La pandilla
de motorizados que sofocó ayer la protesta contra la imposición del pago
electrónico del pasaje en los buses de Managua, en el sector del 7 Sur, fue
identificada como trabajadores de la Alcaldía capitalina, dijo
extraoficialmente un funcionario de la comuna.
Además, fueron
reconocidos como parte de los sujetos que golpearon y asaltaron a jóvenes que
apoyaban la lucha de los ancianos afuera del Instituto Nicaragüense de
Seguridad Social (INSS), la madrugada del pasado 22 de junio.
La fuente
municipal aseguró que los motorizados antes de llegar a agredir a los que
protestaban contra MPeso fueron al Plantel Batahola para echar dos galones de
gasolina cada uno.
Los
miembros de las “fuerzas de choque motorizadas” supuestamente son empleados de
la comuna capitalina, asignados a las direcciones de Los Cocos (limpieza
pública) y Batahola.
El ataque
de los motorizados conjugado con el silencio del Instituto Regulador del
Transporte del Municipio de Managua (Irtramma), confirman que el Gobierno del
inconstitucional presidente Daniel Ortega está detrás del negocio de las
conocidas tarjetas TUC, argumentaron organismos defensores de los derechos
humanos y los manifestantes agredidos.
Marcos
Carmona, secretario ejecutivo de la Comisión Permanente de Derechos Humanos
(CPDH), dijo que la presencia de motorizados es muestra de la intolerancia que
tiene el Gobierno cuando la sociedad reclama derechos.
POLICÍA
AUSENTE
Estamos
viendo la presencia de estos motorizados, definitivamente que esto es una
amenaza directa a las personas que están protestando, esta es la manera que el
pueblo no salga a manifestarse y definitivamente que es grave porque la Policía
Nacional que debe garantizar la seguridad ciudadana no la vemos por ningún
lado”, añadió Carmona.
Todo el
tiempo que resistió la protesta ante el asedio de los motorizados, ningún
policía se vio por el lugar. Esto fue aprovechado para que los agresores se
dieran gusto para arrebatar una manta y golpear con sus cascos a quienes
reclamaban su derecho ciudadano.
CUCHILLO EN
MANO LOS DESAFIÓ
Los niveles
de intimidación se elevaron cuando una de las tantas personas que llegaron con
motos sin placa agrediera con golpes y patadas a Esperanza López, una señora
que alzó la voz para rechazar el sistema de tarjetas electrónicas.
El
activismo de López no fue interrumpido por los golpes en la cara y patadas
propinadas por un motorizado, pues tal violencia aumentó su adrenalina y tras
verse indefensa del agresor fue a su casa, se cambió chinelas por zapatos y
trajo consigo un cuchillo.
López no
perdió de vista a la persona que la agredió y ya con el cuchillo se lanzó
contra esta provocando un correteo por el lugar.
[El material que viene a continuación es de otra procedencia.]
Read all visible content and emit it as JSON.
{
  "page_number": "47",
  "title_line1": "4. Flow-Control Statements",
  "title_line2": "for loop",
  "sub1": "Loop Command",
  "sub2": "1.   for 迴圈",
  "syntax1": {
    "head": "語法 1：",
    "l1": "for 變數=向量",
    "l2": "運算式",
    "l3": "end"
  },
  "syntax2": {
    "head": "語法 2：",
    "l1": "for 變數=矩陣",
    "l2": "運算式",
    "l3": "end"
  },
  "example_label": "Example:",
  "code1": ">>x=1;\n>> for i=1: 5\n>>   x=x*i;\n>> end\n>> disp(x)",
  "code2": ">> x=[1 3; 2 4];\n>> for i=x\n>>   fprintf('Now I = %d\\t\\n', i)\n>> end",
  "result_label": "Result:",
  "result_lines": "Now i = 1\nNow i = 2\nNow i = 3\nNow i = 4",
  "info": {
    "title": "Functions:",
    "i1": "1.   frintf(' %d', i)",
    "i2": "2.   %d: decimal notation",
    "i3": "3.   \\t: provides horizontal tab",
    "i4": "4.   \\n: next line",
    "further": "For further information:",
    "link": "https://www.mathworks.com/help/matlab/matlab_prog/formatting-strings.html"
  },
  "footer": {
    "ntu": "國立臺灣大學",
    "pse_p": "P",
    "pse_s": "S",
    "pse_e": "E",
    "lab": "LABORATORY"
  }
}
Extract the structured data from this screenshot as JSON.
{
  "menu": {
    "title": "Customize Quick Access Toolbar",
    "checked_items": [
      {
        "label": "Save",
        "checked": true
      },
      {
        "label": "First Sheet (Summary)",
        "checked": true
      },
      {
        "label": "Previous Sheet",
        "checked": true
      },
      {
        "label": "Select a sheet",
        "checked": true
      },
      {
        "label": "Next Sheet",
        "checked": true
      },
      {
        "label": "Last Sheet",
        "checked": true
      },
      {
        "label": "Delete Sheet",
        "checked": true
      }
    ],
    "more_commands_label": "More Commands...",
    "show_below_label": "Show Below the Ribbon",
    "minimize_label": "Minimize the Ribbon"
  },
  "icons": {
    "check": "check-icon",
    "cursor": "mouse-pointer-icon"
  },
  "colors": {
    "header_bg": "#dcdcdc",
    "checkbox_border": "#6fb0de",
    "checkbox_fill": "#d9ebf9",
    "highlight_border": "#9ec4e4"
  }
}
El enfurecimiento de la mujer
—madre y usuaria de buses— se manifestó con un desmayo repentino, lo que no la
privó de continuar gritándole sin miedo a los motorizados.
Al igual
que ha sucedido en otros casos registrados en el país en los últimos días, el
jefe de Relaciones Públicas de la Policía Nacional, comisionado mayor Fernando
Borge, ha evitado ofrecer una versión oficial. Ayer siguió sin contestar las
llamadas telefónicas.
Mientras
tanto, el obispo auxiliar de Managua, monseñor Silvio Báez, externó ayer a
través de su cuenta de “¿Represión de la protesta contra MPeso esta mañana es nueva versión de la de ¿Violencia,
mentira y cobardía dominarán Nicaragua?”
MUJER “OCUPADÍSIMA”
Luego de la
golpiza en el 7 Sur, se abordó a Anielka Cuarezma, gerente de Relaciones Públicas
de MPeso, y al respecto ella respondió que estaba desinformada de la marcha.
“Con tantas cosas que tengo que hacer en centros de atención y ver la oficina
de Relaciones Públicas, no tengo tiempo para andar investigando”.